06/05/2018 07:01 BST | Updated 23/05/2018 11:12 BST

What Works For Me: Running With My Dog Inspired Me To Campaign For The Millicent Fawcett Statue

Women's rights campaigner Caroline Criado Perez tells us how her beloved pooch helps her think clearly.

In ‘What Works For Me’ - a series of articles considering how we can find balance in our lives - we talk to people about their self-care strategies. If you’d like to contribute your story, email us.

Whether she’s campaigning for a statue of suffragist Millicent Fawcett to be placed in Parliament square, or calling for more women to appear on our bank notes, Caroline Criado Perez always has a supportive female sidekick: her beloved dog, Poppy. 

The women’s rights campaigner goes running or walking with Poppy for an hour each day, and credits her time with the “very tiny mongrel” for improving her wellbeing, fuelling her creativity and helping her stay resilient in the face of her harshest critics. 

In fact, it was while she was running with Poppy through Parliament Square on International Women’s Day in 2016 that Caroline noticed all the statues were of men and decided to call for change. 

[READ MORE: What Works For Me: Jess Phillips MP on spending more time with her female friends]

“Running with her definitely keeps me more sane than I would be otherwise,” the 33-year-old tells HuffPost UK. “There’s no getting away from the fact that I don’t make my life stress-free. I don’t think I would cope if I didn’t have self-care strategies in place.”

Rachel Louise Brown
Caroline and Poppy. 

As well as walking Poppy, Caroline tries to do yoga every morning, but confesses during busy periods that this habit can fall by the wayside - she’s currently over deadline on her upcoming book and has “never been more stressed”. Thankfully, being a “single mum” to Poppy forces her to take a break.

Caroline got Poppy, who’s a mix of Chihuahua, Jack Russell and King Charles Spaniel, in December 2012. The Brazil-born campaigner says running with the five-year-old pooch near her London home helps to clear her head and unwind. She usually listens to music while she runs and allows her thoughts to wander, but the rush of endorphins still helps her beat those mental blocks, arming her with fresh ideas by the time she gets home. 

“It’s really lovely running with Poppy because she has such a great time, too” Caroline explains. “I’ll look at her and just think how bloody cute she is, I take so much pleasure from watching her sniffing around and misbehaving.”

Stefan Rousseau - PA Images via Getty Images
(Left to right) Caroline, Prime Minister Theresa May and Mayor of London Sadiq Khan at the unveiling of the Millicent Fawcett statue.

Although self-care (and dog care) is now high on Caroline’s list of priorities, she admits back in 2013, she left much of the dog walking to her then-boyfriend and “wasn’t taking great care of [herself]”.

She’d launched a campaign calling on the Bank of England to include a female historical figure on a note, highlighting the only other woman in our wallets was the Queen.
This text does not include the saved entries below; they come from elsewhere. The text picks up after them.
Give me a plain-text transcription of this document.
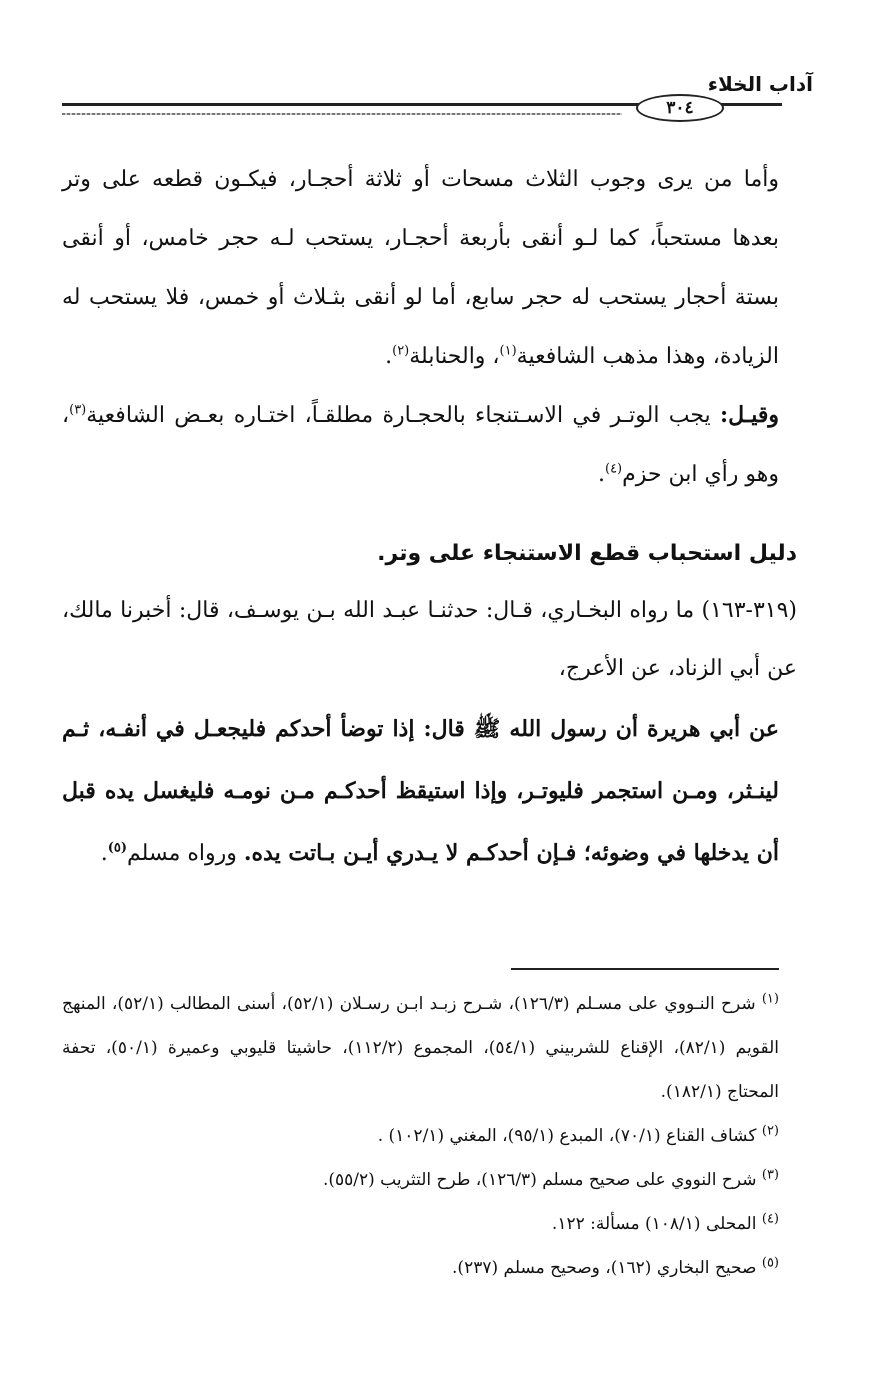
آداب الخلاء
٣٠٤

وأما من يرى وجوب الثلاث مسحات أو ثلاثة أحجـار، فيكـون قطعه على وتر بعدها مستحباً، كما لـو أنقى بأربعة أحجـار، يستحب لـه حجر خامس، أو أنقى بستة أحجار يستحب له حجر سابع، أما لو أنقى بثـلاث أو خمس، فلا يستحب له الزيادة، وهذا مذهب الشافعية$^{(١)}$، والحنابلة$^{(٢)}$.

وقيـل: يجب الوتـر في الاسـتنجاء بالحجـارة مطلقـاً، اختـاره بعـض الشافعية$^{(٣)}$، وهو رأي ابن حزم$^{(٤)}$.

دليل استحباب قطع الاستنجاء على وتر.

(٣١٩-١٦٣) ما رواه البخـاري، قـال: حدثنـا عبـد الله بـن يوسـف، قال: أخبرنا مالك، عن أبي الزناد، عن الأعرج،

عن أبي هريرة أن رسول الله ﷺ قال: إذا توضأ أحدكم فليجعـل في أنفـه، ثـم لينـثر، ومـن استجمر فليوتـر، وإذا استيقظ أحدكـم مـن نومـه فليغسل يده قبل أن يدخلها في وضوئه؛ فـإن أحدكـم لا يـدري أيـن بـاتت يده. ورواه مسلم$^{(٥)}$.

$^{(١)}$ شرح النـووي على مسـلم (١٢٦/٣)، شـرح زبـد ابـن رسـلان (٥٢/١)، أسنى المطالب (٥٢/١)، المنهج القويم (٨٢/١)، الإقناع للشربيني (٥٤/١)، المجموع (١١٢/٢)، حاشيتا قليوبي وعميرة (٥٠/١)، تحفة المحتاج (١٨٢/١).

$^{(٢)}$ كشاف القناع (٧٠/١)، المبدع (٩٥/١)، المغني (١٠٢/١) .

$^{(٣)}$ شرح النووي على صحيح مسلم (١٢٦/٣)، طرح التثريب (٥٥/٢).

$^{(٤)}$ المحلى (١٠٨/١) مسألة: ١٢٢.

$^{(٥)}$ صحيح البخاري (١٦٢)، وصحيح مسلم (٢٣٧).
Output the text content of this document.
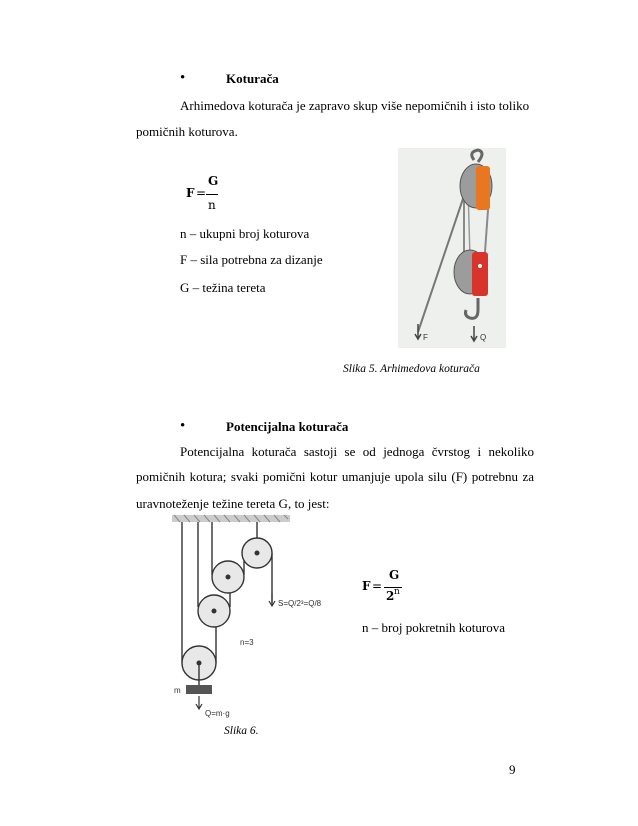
•	Koturača
Arhimedova koturača je zapravo skup više nepomičnih i isto toliko
pomičnih koturova.
F =
G
n
n – ukupni broj koturova
F – sila potrebna za dizanje
G – težina tereta
F	Q
Slika 5. Arhimedova koturača
•	Potencijalna koturača
Potencijalna koturača sastoji se od jednoga čvrstog i nekoliko
pomičnih kotura; svaki pomični kotur umanjuje upola silu (F) potrebnu za
uravnoteženje težine tereta G, to jest:
m
Q=m·g
S=Q/2³=Q/8
n=3
Slika 6.
F =
G
2 n
n – broj pokretnih koturova
9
Despite the campaign being a success (Jane Austen stars on the new £10 note) Caroline was subjected to extensive online abuse, including graphic rape and death threats. It was a high profile case, with two of the culprits - Isabella Sorley and John Nimmo - receiving prison sentences.  

“I felt completely overwhelmed and scared and exhausted at the time. It was really hard to sleep, I wasn’t eating well. I lost a lot of weight just through stress,” Caroline says. “I’m not sure there’s any amount of going for a nice run with your dog that will ever ease the stress of hundreds of thousands of strangers telling you in what ways they’re going to rape, mutilate and murder you - and that they’re going to track you down. When that happens, you feel hunted.” 

It’s a testament to her passion for women’s rights that Caroline continued to campaign after the court case. Just last week, a statue of suffragist Millicent Fawcett was unveiled in Parliament Square thanks to her efforts. 

Now, she’s focusing on finishing her book about the gender data gap, looking at whether we actually have the information we need to identify areas of gender inequality, then rectify them. Of course, Poppy is on-hand to make the long hours in front of a screen easier. 

“She’s always either on my lap or curled up next to me, and every now and then she’ll get up to have a little stretch or demand to be played with and that forces me to take my head away from whatever I’m doing at the time and just feel a moment of happiness and pleasure,” Caroline says.

“I’ve had a very busy few years - I can’t remember the last time I had a weekend - and in order to keep going and not completely fall apart, you need to have strategies in place, whatever they may be, or you’ll spend your whole time  frazzled.”